July 16, 2012

Vercity: Femputing in a Man's World

Vercity: Femputing in a Man's World: *start windows* ...  ... but for women, it’s more like *wash windows* ... fellas, am I right? hahaha ... just kidding! Let’s face it; ...

July 6, 2012

Vercity: TO RANT OR REJOICE?... theBoy Thosh

Vercity: TO RANT OR REJOICE?... theBoy Thosh: A whole month dedicated to my cup of tea, but I find myself just staring at the blank 2048x1024 px canvas, stirring a few unfiltered tea le...

Vercity: Beats by Play... theBoy Thosh

Vercity: Beats by Play... theBoy Thosh: I am a nerdcore gamer, and I also enjoy my music like everyone else who now hates MTV for not playing music anymore. When I finally got to ...

Vercity: Duct taping my windows ... theBoyThosh

Vercity: Duct taping my windows ... theBoyThosh: In the beginning, there was DOS, and user looked at it and said it was good. Now we have WINDOWS. Microsoft Windows operating system, as I...

April 2, 2012

Hardly, Working Hard

Come what may, I'm out of the house by 8:30 every morning as I have a 9 to 5 job. 9 sharp, being the 1st one there, I open the windows in the office, set up my laptop, choose the best chair (early bird kinda thing), and dive head-first into work.

I open up Firefox (... what's that browser, Mozilla?). 1st tab has what am paid to do. 2nd tab is my email. The next 6 tabs are grounds for diagnosis of chronic ADD in the work environment. Although, I like to think of them as advancing my inner ninja. They range from news articles, to nerd jokes, to social networks, to "hey Google, I'm feeling lucky today".

The thing is, I actually don't feel like am working unless I have those sites to quickly switch to and switch back. Even right now, am on blogger at 9:35pm on the 1st Monday of the month, instead of sending that email order i was too lazy to draw up on Friday (it's never that serious). Without distractions at work, we lose our humanity and might as well be robots computing pi all day.

I do my job very well, that is, not too much to get brain damage, not too little to go back home with a clean shirt. I manage to stay clear of the boss-lady's cross-hairs (Lord knows she aims to injure for a couple of generations). I subtly participate in office jokes (here's one: An alcoholic walks into a company statistics presentation and says, please don't raise the bar ... *one silent cough at far side of the room*). I've even managed to share my angry birds game with the more hard-working people so as to level our job performance output.
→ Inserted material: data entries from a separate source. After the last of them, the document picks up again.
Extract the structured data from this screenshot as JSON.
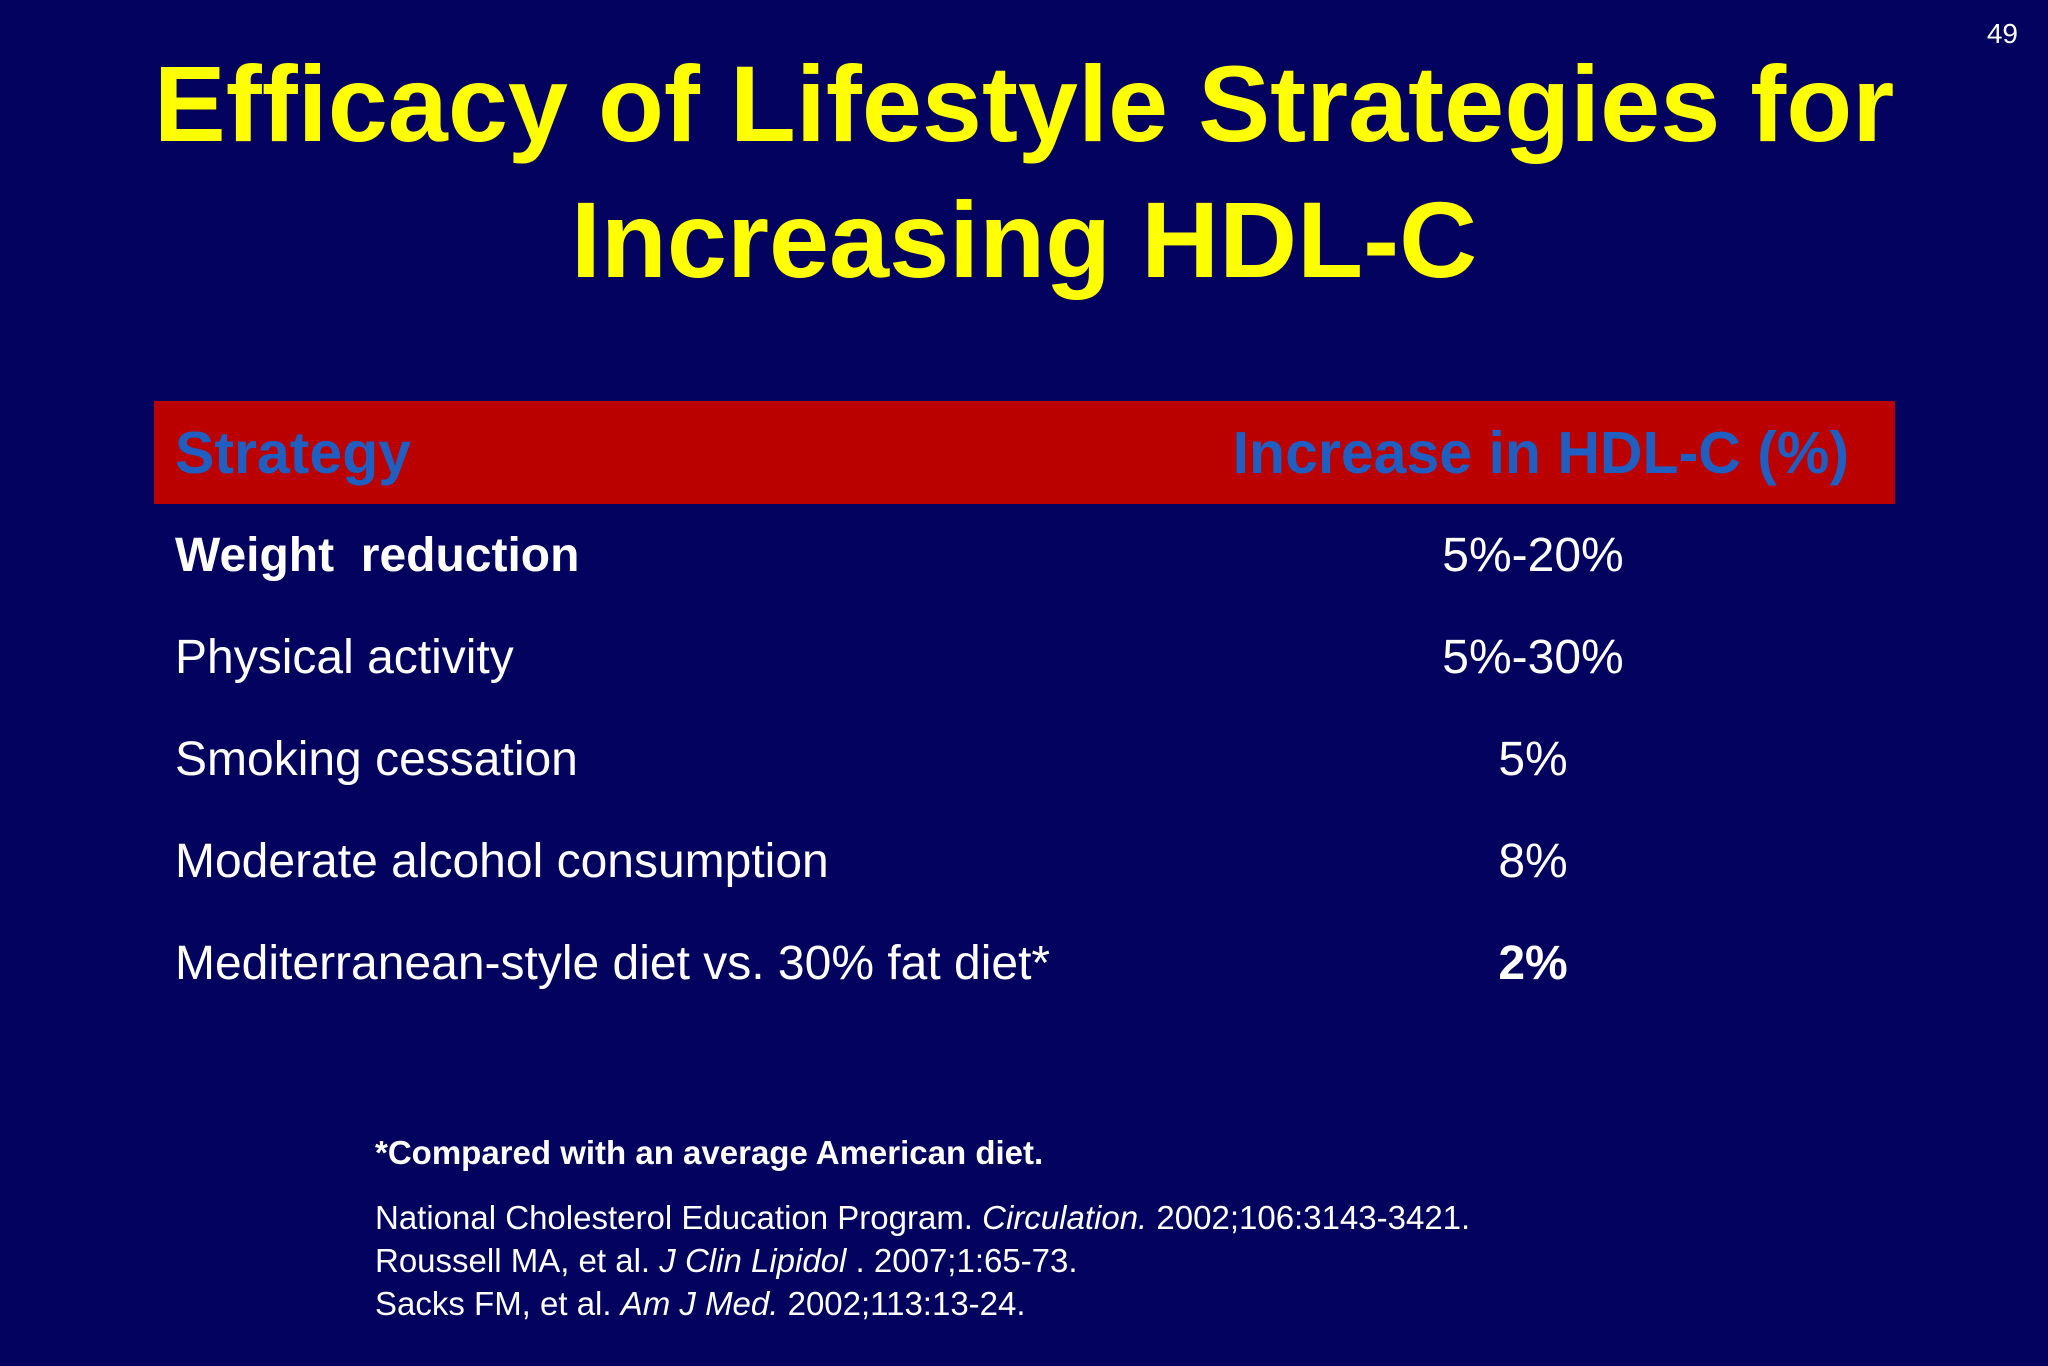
{
  "slide_number": "49",
  "title": {
    "line1": "Efficacy of Lifestyle Strategies for",
    "line2": "Increasing HDL-C"
  },
  "table": {
    "header": {
      "strategy": "Strategy",
      "increase": "Increase in HDL-C (%)"
    },
    "rows": [
      {
        "strategy": "Weight  reduction",
        "increase": "5%-20%"
      },
      {
        "strategy": "Physical activity",
        "increase": "5%-30%"
      },
      {
        "strategy": "Smoking cessation",
        "increase": "5%"
      },
      {
        "strategy": "Moderate alcohol consumption",
        "increase": "8%"
      },
      {
        "strategy": "Mediterranean-style diet vs. 30% fat diet*",
        "increase": "2%"
      }
    ]
  },
  "footnote": "*Compared with an average American diet.",
  "references": [
    {
      "pre": "National Cholesterol Education Program. ",
      "journal": "Circulation.",
      "post": " 2002;106:3143-3421."
    },
    {
      "pre": "Roussell MA, et al. ",
      "journal": "J Clin Lipidol",
      "post": " . 2007;1:65-73."
    },
    {
      "pre": "Sacks FM, et al. ",
      "journal": "Am J Med.",
      "post": " 2002;113:13-24."
    }
  ],
  "colors": {
    "background": "#03025e",
    "title": "#ffff00",
    "header_bg": "#bb0000",
    "header_text": "#1f5fc2",
    "body_text": "#ffffff"
  }
}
4:37 p.m., my brain enters safe mode. Higher processing power is put on hold to accommodate for motoring skills for the journey back to my cave. It's a good 23 minutes of swiveling, doodling, whatsapping, drawing squares and rectangles on my desktop with the cursor (Fun Fact: even Mac has this piece of time-wasting), and of course, checking the time over and over and over.

February 7, 2012

Here writes: the Boy Thosh

Hello ... again ... friend of a friend! I'm crawling back on the grid after months of sole-searching ... and as you can tell by the crawling, i couldn't find any soles for my shoes (lame joke #1). It's good to be back, but don't call this a comeback. I'm finally ready to define where I fit myself in the little precision squares of the world.

So, purpose in life for me is the ultimate question, right? Procreation ... Pleading with Mother Nature to let the male species survive (too many girls being born) ... adding to statistics ... coming up with a proper ending for Lost? I always tell myself, "My parents gave me a name, and what have I managed to do with it so far?". Its a good way to either motivate or feel bad for thy self. But I choose to let it lift me up to the possibilities of making a proper stamp in this world.

Forget shoe-prints on the beach that get washed away in an instant; I'm talking about forever. When future robot virtual interfaces let you walk a mile in my shoes, I want them to give you footnotes (lame joke #2) to my success. I want my kids on their jet-packs to be going 'Whoosh like Thosh' (lame joke #3).

The first step should be to clean up my act, and I don't mean switching from shower gel to soap operas (lame joke #4). I'm talking about using my wisdom teeth to actually voice some words of wisdom to add some value to this life and not just jokes about people who can't walk. Even if it means being proud of owning the best beet farm this side of the map grid. I'm going to make sure my name means something more than just letters that sound right when put together.

beets by dwight

And with that, i give you my last lame joke (#5, as seen above). If you can't find it on Google, add it to Google!